| Ethiopia’s Defar regains 5,000m crown |
LONDON Ethiopian Meseret Defar dashed compatriot Tirunesh Dibaba’s dreams of another long-distance double by regaining her 5,000 metres title and an inspired US women’s 4x100 relay team shredded a 27-year-old world record on Friday.
Defar pulled away from her tired rival to triumph eight years after taking gold in Athens, crossing the line with her arms in the air before kissing a religious picture she had carried in her top and falling to the track in tears.
Dibaba, who took double gold in Beijing and successfully defended her 10,000 title on the opening day of the athletics competition, had to settle for bronze.
A day after Kenyan David Rudisha’s blistering 800 metres world record, another full house at the Olympic stadium was treated to a world relay best as the United States, anchored by Carmelita Jeter, scorched to gold.
The American quartet of Tianna Madison, Allyson Felix, Bianca Knight and Jeter clocked 40.82 seconds to win the title back for the first time since 1996, smashing East Germany’s world record which had stood since 1985.
“It is a relief, it is a joy. it is everything,” Olympic 200 champion Felix told reporters. “It is the most comfortable that I have seen this team. we were laughing, we were smiling...we have never been like that.”
America’s 28-year domination of the men’s Olympic 4x400 metres relay ended in thrilling fashion on Friday when the Bahamas overhauled them to snatch gold in a pulsating final leg.
Chris Brown, Demetrius Pinder, Michael Mathieu and Ramon Miller sped home in a Bahamian record time of 2 minutes 56.72 seconds, Miller passing American Angelo Taylor to huge roars from the crowd with just 50 metres left.
“Miller had a phenomenal leg. I really feel bad for these guys (team mates). I really didn’t hold up the tradition,” Taylor, who had been handed a lead of a couple of metres going into the last leg, told reporters.
Bryshon Nellum, Joshua Mance, Tony McQuay and Taylor claimed silver for the US with a season’s best time of 2:57.05, ending a run of seven successive golds in the event.
It was the Bahamas’ first gold in men’s track and field.
“No matter how small an axe, you can always bring down a big tree. We are a little axe and America is a giant tree, but we have done it,” the Bahamas’ Brown told reporters.
Trinidad and Tobago’s Lalonde Gordon, Jarrin Solomon, Ade Alleyne-Forte and Deon Lendore won bronze with hosts Britain just outside the medals in fourth after poor changeovers left them with too much to do.
The last time the US lost on the track in the Olympic event was in Helsinki, 1952 where they finished behind Jamaica.
They did not win in 1972 because they withdrew from the competition, or in 1980 when they boycotted the Moscow Games.
The US took gold in 2000 in Sydney but victory was eventually awarded to Nigeria after one of America’s sprinters in the race Antonio Pettigrew admitted to doping offences.

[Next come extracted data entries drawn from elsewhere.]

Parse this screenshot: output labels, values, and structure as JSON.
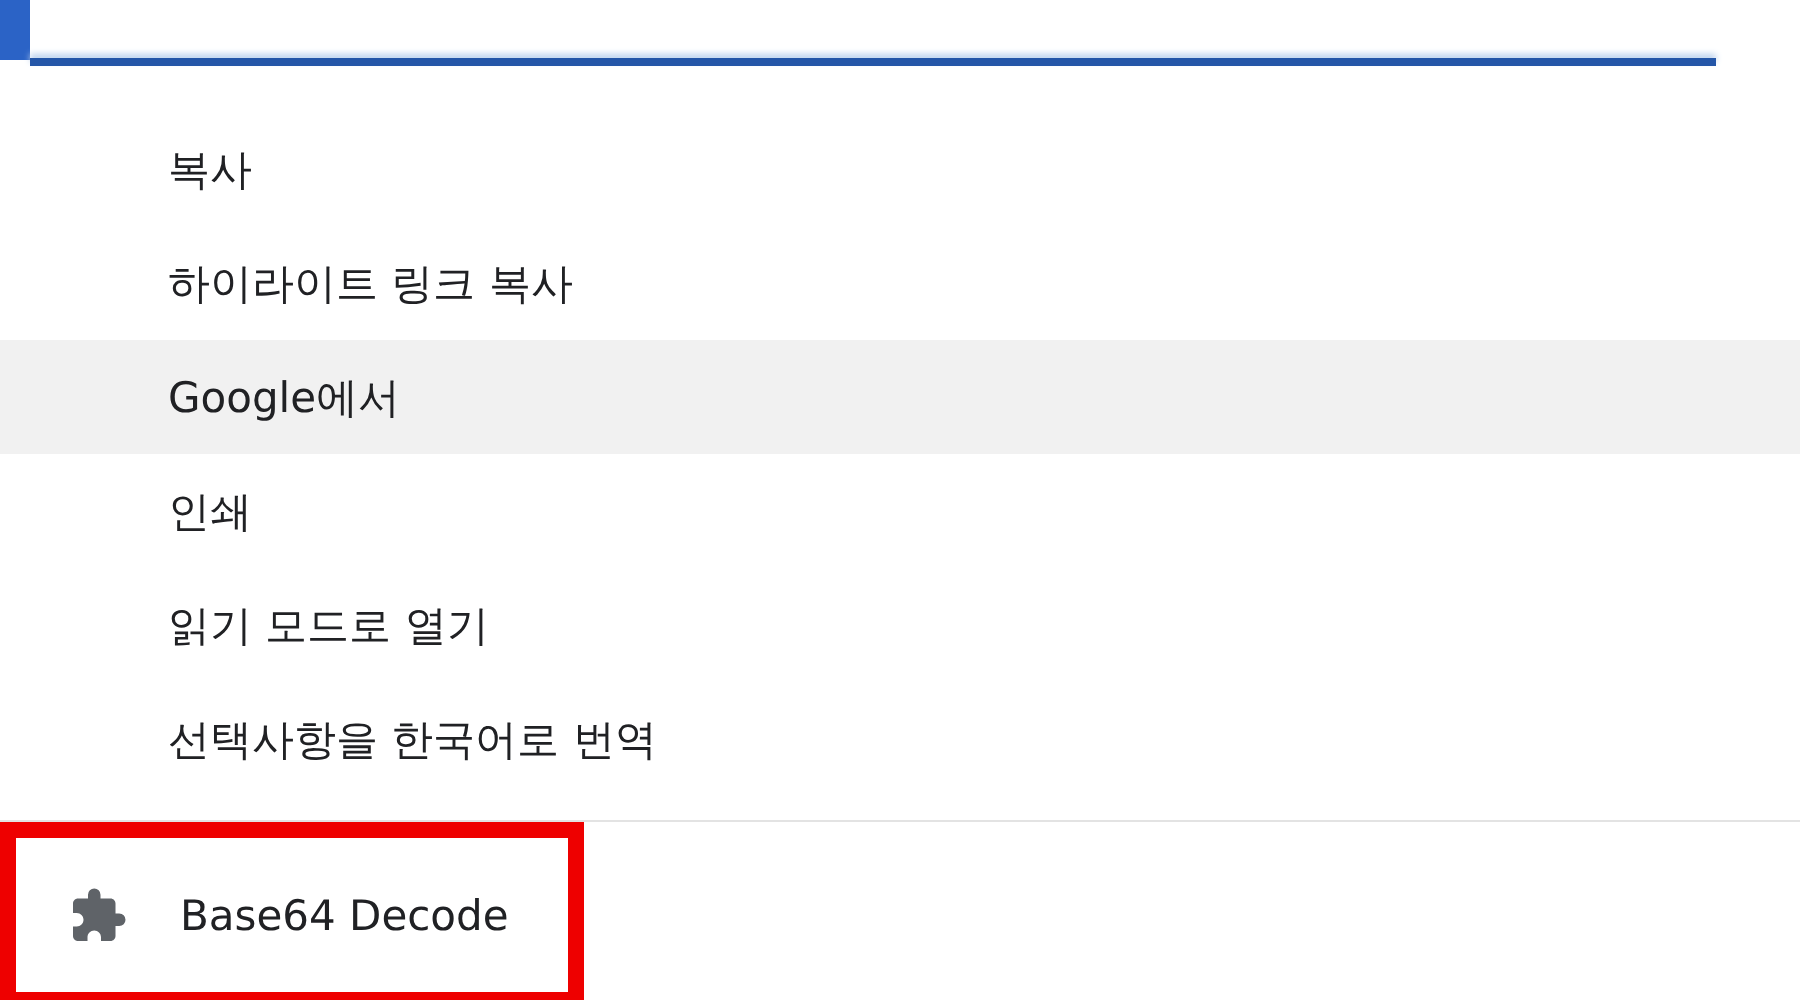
{
  "menu_items": [
    {
      "label": "복사",
      "selected": false
    },
    {
      "label": "하이라이트 링크 복사",
      "selected": false
    },
    {
      "label": "Google에서",
      "selected": true
    },
    {
      "label": "인쇄",
      "selected": false
    },
    {
      "label": "읽기 모드로 열기",
      "selected": false
    },
    {
      "label": "선택사항을 한국어로 번역",
      "selected": false
    }
  ],
  "extensions": [
    {
      "label": "Base64 Decode",
      "highlighted": true
    }
  ]
}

Frenchman Renaud Lavillenie soared over 5.97 metres, an Olympic record, to take pole vault victory while two golds were won by former dopers - Turkey’s Asli Cakir Alptekin in an eventful women’s 1,500 and Russia’s Tatyana Lysenko in the women’s hammer.
There was drama in the 1,500 metres where luckless American Morgan Uceny fell again in a championship final, having tumbled in last year’s world championships in Daegu, South Korea.